I've linked 2 papers now that show very clearly the extra compute helps. I honestly don't understand what else it is you're looking for.

>This is completely orthogonal to CoT, which is simply a better prompt - it probably causes some sort of better pattern matching (again very poorly understood).

That paper specifically dives in on the effect of the length of the CoT prompt. It makes little sense to say - "oh it's just the better prompt" when Cot prompts with more tokens perform better than the shorter ones even when the shorter ones contain the same information. There is also the clear correlation with task difficulty and length.

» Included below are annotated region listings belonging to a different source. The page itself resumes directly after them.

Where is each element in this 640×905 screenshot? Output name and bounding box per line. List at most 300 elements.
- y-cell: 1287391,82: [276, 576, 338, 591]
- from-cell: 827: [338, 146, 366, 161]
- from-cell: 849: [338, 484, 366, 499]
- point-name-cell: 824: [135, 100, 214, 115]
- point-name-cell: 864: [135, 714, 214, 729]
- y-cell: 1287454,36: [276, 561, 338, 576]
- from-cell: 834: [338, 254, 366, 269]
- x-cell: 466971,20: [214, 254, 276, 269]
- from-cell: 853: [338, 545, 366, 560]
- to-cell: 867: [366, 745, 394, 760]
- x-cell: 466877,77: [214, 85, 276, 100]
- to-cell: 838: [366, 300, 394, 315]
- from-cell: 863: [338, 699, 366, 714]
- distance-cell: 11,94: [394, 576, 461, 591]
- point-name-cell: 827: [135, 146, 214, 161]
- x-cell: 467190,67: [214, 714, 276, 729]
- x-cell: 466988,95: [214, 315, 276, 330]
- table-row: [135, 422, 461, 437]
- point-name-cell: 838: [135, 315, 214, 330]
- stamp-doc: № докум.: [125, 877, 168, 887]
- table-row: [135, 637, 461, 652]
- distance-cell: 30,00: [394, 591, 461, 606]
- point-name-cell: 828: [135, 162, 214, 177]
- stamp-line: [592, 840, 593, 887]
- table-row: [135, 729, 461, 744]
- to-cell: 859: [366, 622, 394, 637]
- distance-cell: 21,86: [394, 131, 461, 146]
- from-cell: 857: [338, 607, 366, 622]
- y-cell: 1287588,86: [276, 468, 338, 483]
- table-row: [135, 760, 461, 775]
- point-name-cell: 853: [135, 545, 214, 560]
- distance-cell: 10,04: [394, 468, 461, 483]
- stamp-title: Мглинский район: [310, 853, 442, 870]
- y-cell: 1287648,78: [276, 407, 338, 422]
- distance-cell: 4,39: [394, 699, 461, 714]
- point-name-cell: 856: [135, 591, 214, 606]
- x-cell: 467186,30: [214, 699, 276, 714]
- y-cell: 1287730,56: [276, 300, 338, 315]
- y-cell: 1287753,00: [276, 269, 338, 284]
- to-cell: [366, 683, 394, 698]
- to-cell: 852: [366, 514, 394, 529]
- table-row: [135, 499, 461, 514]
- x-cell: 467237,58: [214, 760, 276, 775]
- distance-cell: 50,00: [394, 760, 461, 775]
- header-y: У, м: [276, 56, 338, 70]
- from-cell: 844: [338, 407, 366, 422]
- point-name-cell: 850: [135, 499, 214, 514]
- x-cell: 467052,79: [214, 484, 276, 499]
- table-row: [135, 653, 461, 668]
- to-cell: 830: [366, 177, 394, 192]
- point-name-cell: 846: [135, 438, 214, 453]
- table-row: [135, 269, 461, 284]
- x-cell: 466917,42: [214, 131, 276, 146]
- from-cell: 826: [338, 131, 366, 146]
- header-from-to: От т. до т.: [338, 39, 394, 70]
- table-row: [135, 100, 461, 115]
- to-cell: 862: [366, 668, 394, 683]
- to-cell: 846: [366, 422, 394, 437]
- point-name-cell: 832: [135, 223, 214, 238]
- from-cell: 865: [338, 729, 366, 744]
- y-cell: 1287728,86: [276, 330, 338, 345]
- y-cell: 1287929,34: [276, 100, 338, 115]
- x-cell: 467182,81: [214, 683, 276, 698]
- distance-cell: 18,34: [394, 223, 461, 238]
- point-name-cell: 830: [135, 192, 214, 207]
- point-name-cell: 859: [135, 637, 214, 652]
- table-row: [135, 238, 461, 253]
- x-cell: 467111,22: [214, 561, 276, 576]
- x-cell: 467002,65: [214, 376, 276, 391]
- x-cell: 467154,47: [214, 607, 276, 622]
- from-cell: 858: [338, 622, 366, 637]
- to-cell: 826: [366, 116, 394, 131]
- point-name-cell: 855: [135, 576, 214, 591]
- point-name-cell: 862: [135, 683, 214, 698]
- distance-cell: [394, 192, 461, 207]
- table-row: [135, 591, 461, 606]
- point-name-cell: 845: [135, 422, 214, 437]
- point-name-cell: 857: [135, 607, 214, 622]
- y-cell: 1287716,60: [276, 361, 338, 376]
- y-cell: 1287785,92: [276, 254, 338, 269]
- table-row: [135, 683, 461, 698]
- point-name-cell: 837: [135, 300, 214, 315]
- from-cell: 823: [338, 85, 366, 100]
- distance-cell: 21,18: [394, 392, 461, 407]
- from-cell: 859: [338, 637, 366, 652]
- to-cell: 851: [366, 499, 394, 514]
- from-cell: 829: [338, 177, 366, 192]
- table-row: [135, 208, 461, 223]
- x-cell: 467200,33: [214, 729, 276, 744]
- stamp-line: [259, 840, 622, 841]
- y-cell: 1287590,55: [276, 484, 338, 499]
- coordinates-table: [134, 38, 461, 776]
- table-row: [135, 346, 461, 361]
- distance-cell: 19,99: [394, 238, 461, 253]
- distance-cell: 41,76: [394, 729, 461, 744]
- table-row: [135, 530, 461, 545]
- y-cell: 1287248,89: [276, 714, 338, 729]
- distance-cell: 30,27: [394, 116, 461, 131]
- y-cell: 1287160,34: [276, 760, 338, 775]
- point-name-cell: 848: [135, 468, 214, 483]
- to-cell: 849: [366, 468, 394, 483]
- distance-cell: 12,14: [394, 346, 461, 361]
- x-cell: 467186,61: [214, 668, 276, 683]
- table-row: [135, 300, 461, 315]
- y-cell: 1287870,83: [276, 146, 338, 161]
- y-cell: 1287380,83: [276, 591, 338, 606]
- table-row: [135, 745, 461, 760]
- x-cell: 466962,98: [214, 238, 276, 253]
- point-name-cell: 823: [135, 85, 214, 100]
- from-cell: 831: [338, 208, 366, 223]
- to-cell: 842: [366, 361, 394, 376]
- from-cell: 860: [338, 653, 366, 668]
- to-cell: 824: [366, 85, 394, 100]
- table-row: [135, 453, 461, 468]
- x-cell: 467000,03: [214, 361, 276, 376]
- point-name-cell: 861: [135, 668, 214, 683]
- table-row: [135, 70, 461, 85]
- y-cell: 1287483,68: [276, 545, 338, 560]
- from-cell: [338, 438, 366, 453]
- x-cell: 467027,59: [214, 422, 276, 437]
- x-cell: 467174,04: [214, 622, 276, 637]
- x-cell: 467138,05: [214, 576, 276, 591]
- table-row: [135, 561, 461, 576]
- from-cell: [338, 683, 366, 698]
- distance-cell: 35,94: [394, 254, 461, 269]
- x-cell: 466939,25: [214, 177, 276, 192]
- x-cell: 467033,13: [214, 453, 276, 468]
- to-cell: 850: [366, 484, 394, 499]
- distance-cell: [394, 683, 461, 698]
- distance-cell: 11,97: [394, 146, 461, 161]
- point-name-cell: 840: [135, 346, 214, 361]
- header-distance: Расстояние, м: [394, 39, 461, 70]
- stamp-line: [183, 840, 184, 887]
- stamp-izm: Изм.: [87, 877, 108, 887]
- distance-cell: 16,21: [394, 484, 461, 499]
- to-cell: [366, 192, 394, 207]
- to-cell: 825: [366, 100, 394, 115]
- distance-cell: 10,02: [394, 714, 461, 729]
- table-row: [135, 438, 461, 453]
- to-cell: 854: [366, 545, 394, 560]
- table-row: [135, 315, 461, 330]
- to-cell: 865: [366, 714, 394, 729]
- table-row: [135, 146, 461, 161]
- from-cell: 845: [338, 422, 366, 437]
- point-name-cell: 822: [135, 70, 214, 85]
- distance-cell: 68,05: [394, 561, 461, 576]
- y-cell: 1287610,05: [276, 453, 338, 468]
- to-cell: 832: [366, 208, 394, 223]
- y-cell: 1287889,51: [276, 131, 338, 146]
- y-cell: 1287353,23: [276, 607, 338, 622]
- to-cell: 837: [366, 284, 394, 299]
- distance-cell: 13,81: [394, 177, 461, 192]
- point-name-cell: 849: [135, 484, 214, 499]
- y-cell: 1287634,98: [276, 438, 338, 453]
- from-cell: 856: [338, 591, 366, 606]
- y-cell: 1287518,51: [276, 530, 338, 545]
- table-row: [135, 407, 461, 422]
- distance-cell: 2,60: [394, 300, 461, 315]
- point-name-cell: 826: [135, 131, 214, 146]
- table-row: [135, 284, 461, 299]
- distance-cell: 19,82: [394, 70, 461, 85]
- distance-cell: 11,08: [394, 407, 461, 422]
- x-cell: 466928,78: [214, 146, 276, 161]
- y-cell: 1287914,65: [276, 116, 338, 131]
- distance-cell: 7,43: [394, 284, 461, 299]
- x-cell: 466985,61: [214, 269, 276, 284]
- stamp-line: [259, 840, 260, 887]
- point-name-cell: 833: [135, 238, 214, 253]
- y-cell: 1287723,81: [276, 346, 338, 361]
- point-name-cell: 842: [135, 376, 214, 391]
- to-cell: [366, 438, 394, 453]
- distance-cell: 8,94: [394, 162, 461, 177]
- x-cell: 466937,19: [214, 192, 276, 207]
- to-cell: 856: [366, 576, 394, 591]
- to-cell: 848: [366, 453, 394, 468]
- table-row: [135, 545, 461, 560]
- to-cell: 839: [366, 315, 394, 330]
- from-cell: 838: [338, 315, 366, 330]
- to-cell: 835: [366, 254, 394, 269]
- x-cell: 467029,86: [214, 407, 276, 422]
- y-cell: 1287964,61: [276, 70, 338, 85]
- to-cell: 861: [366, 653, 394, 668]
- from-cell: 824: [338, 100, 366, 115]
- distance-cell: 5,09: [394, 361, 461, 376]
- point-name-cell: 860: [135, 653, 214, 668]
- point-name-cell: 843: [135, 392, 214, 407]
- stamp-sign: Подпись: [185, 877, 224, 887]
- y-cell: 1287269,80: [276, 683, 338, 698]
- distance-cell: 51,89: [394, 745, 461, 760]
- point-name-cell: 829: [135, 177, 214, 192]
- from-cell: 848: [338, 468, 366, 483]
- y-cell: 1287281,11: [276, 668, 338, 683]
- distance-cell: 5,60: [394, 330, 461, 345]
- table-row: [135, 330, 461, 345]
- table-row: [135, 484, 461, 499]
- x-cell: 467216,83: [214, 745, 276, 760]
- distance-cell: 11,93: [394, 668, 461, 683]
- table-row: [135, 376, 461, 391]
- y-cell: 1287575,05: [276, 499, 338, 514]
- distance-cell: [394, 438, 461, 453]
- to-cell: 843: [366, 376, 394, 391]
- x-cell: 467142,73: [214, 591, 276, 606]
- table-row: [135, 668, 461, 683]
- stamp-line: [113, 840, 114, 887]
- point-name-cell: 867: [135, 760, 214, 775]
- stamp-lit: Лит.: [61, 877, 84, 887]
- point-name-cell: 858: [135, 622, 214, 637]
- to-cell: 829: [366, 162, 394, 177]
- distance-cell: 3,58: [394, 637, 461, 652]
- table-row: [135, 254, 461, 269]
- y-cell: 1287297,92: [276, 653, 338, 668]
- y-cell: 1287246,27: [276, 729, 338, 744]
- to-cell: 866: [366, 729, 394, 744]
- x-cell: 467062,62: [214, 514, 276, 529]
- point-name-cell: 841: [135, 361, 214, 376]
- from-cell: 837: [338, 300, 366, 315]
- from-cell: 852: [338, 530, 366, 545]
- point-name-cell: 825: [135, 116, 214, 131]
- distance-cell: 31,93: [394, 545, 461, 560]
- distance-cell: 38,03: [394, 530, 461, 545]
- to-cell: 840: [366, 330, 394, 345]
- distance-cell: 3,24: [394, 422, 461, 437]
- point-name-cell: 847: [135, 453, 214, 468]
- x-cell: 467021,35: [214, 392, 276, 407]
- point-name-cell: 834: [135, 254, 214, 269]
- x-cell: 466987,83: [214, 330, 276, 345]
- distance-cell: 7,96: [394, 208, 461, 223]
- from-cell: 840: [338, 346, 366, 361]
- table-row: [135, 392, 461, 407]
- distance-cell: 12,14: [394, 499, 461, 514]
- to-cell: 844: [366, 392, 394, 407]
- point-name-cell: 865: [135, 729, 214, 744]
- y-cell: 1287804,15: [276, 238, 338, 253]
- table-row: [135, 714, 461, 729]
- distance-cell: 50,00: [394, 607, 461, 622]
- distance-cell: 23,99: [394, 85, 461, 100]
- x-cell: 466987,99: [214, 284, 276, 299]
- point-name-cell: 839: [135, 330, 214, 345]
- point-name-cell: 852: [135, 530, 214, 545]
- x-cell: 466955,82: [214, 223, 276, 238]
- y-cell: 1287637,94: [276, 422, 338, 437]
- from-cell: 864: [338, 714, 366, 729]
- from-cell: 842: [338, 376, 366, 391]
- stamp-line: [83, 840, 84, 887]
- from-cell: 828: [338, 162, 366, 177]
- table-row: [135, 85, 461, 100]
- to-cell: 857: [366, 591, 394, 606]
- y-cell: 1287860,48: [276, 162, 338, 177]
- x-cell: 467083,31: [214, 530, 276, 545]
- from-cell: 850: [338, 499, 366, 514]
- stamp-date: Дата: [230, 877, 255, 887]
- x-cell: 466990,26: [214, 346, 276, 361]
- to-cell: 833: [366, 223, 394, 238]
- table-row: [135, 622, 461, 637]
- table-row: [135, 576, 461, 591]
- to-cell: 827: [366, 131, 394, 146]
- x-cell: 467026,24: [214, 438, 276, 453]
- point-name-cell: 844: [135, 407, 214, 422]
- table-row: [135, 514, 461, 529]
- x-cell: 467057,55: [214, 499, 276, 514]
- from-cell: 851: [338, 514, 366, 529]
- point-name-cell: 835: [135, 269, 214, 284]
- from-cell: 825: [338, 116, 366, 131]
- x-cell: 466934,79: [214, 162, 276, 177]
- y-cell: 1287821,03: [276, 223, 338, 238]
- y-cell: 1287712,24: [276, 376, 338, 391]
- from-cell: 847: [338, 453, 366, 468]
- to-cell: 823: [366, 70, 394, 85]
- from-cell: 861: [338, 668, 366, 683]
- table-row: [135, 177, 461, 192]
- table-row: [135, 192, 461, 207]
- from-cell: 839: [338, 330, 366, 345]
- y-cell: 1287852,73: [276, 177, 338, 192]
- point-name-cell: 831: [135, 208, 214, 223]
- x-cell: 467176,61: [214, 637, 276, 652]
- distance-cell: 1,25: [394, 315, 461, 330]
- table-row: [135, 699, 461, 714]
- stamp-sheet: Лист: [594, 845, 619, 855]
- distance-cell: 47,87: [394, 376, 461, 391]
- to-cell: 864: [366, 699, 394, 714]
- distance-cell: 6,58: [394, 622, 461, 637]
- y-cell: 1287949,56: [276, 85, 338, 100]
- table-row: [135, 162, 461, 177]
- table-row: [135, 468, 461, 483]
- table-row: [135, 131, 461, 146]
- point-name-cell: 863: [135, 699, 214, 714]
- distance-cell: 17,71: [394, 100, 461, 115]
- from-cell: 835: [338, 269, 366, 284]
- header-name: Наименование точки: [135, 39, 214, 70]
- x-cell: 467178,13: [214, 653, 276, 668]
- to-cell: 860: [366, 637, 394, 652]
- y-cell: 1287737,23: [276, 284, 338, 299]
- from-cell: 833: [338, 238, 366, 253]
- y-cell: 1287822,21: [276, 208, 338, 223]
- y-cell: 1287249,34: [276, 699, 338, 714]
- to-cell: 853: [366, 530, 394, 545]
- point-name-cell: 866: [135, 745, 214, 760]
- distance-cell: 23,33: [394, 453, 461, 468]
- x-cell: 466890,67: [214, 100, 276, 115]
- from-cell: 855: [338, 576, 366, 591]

p1esk · 2024-02-26T20:28:11

Yes, the CoT paper does provide some evidence that a more verbose prompt works better. Thank you for pointing me to it.

Though I still don’t quite understand what is going on in the dummy tokens paper - what is “computation width” and why would it provide any benefit?

frannyg · 2024-02-26T19:08:14

So "compute" includes just having more data ... that can also be "ignored"/ "skipped" for whatever reasons (e.g. weights), ok.